Medical futility decisions and physicians' legal defensiveness: The impact of anticipated conflict on thresholds for end-of-life treatment

Does legal defensiveness significantly influence physicians' assessments of medical futility, in ways that may adversely affect the rights of patients and their family members to make their own health care decisions at the end of life? This exploratory study addresses that question with attitudinal data from a survey of 301 physicians practicing in academic medical centers in Texas.

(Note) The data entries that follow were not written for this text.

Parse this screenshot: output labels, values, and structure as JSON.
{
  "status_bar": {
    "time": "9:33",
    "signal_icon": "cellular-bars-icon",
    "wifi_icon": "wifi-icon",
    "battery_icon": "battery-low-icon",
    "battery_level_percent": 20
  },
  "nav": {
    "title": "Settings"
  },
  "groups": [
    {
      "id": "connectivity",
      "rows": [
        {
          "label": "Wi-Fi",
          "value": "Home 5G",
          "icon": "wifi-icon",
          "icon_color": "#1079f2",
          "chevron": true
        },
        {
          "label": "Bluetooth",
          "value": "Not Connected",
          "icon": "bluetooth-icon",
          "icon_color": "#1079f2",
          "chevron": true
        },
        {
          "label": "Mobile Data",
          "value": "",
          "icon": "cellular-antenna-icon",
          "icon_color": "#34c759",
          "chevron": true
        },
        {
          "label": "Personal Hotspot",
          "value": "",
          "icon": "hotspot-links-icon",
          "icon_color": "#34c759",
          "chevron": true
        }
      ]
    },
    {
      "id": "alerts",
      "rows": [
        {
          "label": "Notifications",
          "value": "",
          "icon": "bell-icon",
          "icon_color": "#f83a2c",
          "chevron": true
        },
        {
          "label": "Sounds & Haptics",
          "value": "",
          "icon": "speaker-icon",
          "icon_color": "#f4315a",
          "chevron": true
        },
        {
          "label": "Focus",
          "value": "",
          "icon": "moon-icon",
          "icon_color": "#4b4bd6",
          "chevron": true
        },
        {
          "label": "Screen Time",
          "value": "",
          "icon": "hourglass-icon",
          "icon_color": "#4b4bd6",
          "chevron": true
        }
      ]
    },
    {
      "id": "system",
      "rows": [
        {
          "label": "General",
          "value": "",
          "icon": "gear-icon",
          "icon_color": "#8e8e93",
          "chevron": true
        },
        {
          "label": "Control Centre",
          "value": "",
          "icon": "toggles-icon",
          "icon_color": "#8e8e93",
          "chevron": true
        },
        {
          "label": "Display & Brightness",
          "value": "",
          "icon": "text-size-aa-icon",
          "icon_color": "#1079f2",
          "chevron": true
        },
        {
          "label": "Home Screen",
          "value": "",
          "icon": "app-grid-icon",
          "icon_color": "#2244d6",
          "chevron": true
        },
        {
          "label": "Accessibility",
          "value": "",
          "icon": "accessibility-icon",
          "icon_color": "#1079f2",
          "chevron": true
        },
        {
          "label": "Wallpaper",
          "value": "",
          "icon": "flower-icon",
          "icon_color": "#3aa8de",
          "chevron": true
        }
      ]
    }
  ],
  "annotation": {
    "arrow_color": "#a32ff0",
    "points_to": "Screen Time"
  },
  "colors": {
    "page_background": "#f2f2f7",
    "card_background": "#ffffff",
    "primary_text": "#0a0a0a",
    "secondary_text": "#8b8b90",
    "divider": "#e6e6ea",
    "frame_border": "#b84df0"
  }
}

The majority of respondents indicated that the probability of success defining futile treatment should hypothetically be lower for patients with potential to benefit more from life-sustaining medical intervention (e.g. typically patients who are sentient), and higher for patients with less potential to benefit (e.g. patients in a persistent vegetative state). That is to say, physicians normally perceive longer odds to be worth pursuing for greater potential gain--a position that seems logically consonant with patients' rational self-interest. However, physicians with an attitude of extreme legal defensiveness did not fit this pattern. Rather, they tended to define futility in a manner that would maximize the physician's latitude to justifiably oppose patient preferences for end-of-life treatment abatement. These findings suggest that some physicians assume an adversarial position in their consideration of medical futility issues--an attitude that anticipates conflict with terminally-ill patients or their surrogates. The analysis presented here is not definitive, but at least raises the question of whether some physicians may inappropriately use their prerogative over medical futility as a means to guard their professional autonomy against perceived threats.